The attack, detailed in an official postmortem, did not exploit a flaw in Aave's smart contracts. Instead, it originated from a LayerZero bridge verification failure: a single verifier approved a forged cross-chain message, allowing the attacker to mint 116,500 unbacked rsETH on the receiving chain.
Those tokens were then deposited into Aave as collateral and used to borrow funds the protocol could not recover. Aave's code functioned as designed, but the collateral itself was fraudulent because the bridge delivering it had been compromised.

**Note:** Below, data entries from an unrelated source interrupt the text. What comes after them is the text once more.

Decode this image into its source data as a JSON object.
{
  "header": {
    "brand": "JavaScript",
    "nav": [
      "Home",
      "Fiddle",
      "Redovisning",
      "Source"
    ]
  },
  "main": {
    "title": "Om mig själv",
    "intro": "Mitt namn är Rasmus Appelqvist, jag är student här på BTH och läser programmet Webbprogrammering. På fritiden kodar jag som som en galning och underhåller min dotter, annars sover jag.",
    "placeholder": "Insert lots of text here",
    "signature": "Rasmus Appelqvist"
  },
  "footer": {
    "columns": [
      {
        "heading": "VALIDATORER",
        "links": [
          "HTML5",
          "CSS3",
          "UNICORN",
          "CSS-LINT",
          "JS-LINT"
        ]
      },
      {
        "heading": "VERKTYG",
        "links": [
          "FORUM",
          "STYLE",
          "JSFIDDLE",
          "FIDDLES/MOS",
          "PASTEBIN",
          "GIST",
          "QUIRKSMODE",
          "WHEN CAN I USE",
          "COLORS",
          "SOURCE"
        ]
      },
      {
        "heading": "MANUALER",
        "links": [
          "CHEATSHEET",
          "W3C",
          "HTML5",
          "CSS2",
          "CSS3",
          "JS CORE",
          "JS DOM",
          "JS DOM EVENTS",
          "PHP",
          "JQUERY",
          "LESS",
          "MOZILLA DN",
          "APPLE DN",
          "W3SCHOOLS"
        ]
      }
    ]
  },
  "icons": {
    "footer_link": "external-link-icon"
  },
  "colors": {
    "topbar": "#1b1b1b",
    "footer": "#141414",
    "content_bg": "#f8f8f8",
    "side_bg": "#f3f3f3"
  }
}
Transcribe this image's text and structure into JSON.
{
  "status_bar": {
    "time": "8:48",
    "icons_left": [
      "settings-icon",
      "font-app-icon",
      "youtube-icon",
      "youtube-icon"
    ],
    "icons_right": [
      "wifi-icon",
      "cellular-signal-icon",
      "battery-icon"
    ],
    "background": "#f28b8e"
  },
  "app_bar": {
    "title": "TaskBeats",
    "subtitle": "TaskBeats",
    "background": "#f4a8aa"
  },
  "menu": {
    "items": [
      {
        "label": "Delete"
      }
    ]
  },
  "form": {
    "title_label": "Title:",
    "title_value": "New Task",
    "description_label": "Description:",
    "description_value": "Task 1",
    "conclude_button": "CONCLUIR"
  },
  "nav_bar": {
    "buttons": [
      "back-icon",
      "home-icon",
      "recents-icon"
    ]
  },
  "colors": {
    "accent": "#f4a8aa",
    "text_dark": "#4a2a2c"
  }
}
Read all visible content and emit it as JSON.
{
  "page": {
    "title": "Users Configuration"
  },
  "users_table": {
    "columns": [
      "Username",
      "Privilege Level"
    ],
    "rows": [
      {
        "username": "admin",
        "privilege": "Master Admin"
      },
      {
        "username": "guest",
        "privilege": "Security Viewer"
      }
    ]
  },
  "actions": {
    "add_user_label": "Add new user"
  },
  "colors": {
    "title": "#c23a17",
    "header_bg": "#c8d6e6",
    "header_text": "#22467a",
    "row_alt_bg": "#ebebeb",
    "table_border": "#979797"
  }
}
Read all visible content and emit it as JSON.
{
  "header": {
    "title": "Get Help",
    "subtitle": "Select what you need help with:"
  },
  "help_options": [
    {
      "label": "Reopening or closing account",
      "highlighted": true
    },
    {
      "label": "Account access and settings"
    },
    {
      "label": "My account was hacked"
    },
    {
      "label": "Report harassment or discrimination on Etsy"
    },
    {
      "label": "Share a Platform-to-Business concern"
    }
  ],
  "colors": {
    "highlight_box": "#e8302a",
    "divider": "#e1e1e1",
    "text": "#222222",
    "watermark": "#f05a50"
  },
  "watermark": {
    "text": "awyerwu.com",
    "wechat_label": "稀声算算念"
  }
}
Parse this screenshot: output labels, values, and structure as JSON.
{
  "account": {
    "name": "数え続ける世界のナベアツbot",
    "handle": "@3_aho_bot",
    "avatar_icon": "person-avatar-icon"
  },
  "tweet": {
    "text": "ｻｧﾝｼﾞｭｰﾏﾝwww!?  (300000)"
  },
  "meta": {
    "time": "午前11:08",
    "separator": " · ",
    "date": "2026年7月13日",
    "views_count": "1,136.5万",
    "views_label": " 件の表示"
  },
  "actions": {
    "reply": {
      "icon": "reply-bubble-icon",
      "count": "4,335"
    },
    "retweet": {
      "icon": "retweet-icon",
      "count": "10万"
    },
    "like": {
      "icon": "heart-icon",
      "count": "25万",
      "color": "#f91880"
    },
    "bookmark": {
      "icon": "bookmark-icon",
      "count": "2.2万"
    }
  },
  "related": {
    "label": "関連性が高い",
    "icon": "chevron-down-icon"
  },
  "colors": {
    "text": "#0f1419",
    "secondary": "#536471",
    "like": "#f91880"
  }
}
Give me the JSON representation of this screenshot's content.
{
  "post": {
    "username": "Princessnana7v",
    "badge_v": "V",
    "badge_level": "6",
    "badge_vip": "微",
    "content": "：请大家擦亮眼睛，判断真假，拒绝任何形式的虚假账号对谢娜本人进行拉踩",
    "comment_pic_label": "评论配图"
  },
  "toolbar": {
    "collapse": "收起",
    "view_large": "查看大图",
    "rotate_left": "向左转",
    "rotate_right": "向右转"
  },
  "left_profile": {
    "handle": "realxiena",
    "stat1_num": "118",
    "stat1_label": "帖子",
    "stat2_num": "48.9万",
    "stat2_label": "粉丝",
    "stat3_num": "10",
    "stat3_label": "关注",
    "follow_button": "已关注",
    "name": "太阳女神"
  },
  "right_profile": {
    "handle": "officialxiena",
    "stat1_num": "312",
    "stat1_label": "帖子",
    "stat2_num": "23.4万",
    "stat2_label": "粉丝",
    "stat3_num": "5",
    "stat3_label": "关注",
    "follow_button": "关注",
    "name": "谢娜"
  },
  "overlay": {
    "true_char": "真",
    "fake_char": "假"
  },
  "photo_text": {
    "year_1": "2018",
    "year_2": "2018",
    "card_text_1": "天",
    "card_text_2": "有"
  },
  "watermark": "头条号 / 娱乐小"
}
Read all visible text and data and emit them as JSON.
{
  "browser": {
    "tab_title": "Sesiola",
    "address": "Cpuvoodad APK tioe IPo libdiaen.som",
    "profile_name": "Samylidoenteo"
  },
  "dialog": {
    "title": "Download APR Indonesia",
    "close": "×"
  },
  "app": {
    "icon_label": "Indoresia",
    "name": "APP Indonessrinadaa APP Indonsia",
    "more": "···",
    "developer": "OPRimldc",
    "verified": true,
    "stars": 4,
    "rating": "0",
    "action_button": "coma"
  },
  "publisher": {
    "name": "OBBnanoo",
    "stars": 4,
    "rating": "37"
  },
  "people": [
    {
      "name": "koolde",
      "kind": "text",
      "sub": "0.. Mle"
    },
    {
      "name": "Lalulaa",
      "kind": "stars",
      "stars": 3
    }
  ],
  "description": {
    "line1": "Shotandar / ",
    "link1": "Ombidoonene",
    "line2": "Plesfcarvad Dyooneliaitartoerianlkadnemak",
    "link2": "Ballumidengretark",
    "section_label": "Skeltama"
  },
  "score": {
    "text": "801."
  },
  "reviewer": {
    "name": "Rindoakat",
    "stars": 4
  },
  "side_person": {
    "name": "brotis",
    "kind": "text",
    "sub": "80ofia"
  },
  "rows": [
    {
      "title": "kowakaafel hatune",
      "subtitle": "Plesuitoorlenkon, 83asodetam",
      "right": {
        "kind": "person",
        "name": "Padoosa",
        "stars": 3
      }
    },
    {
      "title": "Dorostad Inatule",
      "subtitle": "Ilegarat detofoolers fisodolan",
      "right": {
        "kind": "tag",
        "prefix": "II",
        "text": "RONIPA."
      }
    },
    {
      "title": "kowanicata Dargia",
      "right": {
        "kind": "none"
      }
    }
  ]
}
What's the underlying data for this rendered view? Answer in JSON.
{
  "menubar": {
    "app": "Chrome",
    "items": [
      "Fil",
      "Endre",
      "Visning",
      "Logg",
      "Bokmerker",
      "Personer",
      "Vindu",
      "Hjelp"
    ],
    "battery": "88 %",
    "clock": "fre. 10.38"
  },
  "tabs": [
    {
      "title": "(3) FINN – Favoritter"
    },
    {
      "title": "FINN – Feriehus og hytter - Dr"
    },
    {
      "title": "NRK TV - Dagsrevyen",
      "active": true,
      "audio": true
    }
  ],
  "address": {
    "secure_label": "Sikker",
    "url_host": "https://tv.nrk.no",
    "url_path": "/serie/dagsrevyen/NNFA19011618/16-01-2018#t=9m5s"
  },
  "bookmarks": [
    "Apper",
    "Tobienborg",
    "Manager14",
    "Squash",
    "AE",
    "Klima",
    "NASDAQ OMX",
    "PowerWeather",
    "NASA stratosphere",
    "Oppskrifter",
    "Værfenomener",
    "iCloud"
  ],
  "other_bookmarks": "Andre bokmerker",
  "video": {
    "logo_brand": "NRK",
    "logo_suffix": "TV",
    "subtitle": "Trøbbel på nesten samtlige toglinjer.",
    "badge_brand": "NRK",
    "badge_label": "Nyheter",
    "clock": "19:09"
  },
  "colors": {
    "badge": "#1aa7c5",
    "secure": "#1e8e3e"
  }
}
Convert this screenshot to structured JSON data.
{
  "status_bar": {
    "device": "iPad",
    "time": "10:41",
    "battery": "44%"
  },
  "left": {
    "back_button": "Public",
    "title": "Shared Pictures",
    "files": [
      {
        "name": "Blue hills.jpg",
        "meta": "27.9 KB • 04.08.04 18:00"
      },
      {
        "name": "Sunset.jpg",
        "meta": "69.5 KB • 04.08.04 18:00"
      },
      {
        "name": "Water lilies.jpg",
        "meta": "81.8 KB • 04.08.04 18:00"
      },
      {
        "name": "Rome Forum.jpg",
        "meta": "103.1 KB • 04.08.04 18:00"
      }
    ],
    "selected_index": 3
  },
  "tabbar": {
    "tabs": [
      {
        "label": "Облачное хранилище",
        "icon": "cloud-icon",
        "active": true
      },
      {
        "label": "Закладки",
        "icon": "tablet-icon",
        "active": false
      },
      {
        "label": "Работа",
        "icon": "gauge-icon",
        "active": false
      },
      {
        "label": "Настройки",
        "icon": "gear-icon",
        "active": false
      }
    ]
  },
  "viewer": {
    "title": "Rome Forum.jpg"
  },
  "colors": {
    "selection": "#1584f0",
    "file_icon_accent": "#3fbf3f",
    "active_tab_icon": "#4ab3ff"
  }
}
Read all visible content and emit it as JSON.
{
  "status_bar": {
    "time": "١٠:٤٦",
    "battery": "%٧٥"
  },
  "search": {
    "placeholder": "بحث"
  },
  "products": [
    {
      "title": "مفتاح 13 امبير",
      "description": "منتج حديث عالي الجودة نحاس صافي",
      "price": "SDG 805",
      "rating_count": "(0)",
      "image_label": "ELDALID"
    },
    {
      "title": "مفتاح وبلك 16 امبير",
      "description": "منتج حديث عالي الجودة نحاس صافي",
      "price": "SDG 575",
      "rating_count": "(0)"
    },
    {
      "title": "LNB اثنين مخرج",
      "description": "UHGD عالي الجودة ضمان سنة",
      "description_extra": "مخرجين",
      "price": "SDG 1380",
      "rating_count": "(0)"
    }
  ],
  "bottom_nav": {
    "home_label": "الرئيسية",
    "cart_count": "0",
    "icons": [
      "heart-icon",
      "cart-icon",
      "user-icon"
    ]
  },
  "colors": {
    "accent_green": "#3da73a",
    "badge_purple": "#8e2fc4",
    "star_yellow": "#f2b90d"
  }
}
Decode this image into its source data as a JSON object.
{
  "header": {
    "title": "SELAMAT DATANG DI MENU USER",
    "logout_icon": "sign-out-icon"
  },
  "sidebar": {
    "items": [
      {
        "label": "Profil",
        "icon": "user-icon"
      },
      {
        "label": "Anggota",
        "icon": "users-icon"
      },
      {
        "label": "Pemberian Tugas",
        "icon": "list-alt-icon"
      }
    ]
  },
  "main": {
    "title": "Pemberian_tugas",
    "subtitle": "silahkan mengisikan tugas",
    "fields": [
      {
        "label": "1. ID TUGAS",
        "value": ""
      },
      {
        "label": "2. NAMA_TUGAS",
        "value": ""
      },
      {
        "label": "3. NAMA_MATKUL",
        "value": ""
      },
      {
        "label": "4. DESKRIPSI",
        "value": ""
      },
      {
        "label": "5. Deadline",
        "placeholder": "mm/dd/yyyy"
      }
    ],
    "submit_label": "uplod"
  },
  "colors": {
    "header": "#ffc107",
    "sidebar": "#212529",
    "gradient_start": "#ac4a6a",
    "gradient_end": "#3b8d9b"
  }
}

Moving forward, Aave says collateral assessments will now evaluate bridge infrastructure, oracle dependencies, custodians, and operational security in addition to traditional financial and smart-contract risks. The protocol is also building automated defenses that would reduce an asset's loan-to-value ratio to zero once predefined risk thresholds are breached.
Aave's risk managers have already executed roughly 295 parameter changes across V3 markets, including 168 supply-cap reductions and 66 borrow-cap reductions. The incident highlights a growing need for DeFi protocols to scrutinize not only listed assets but also the infrastructure they depend on.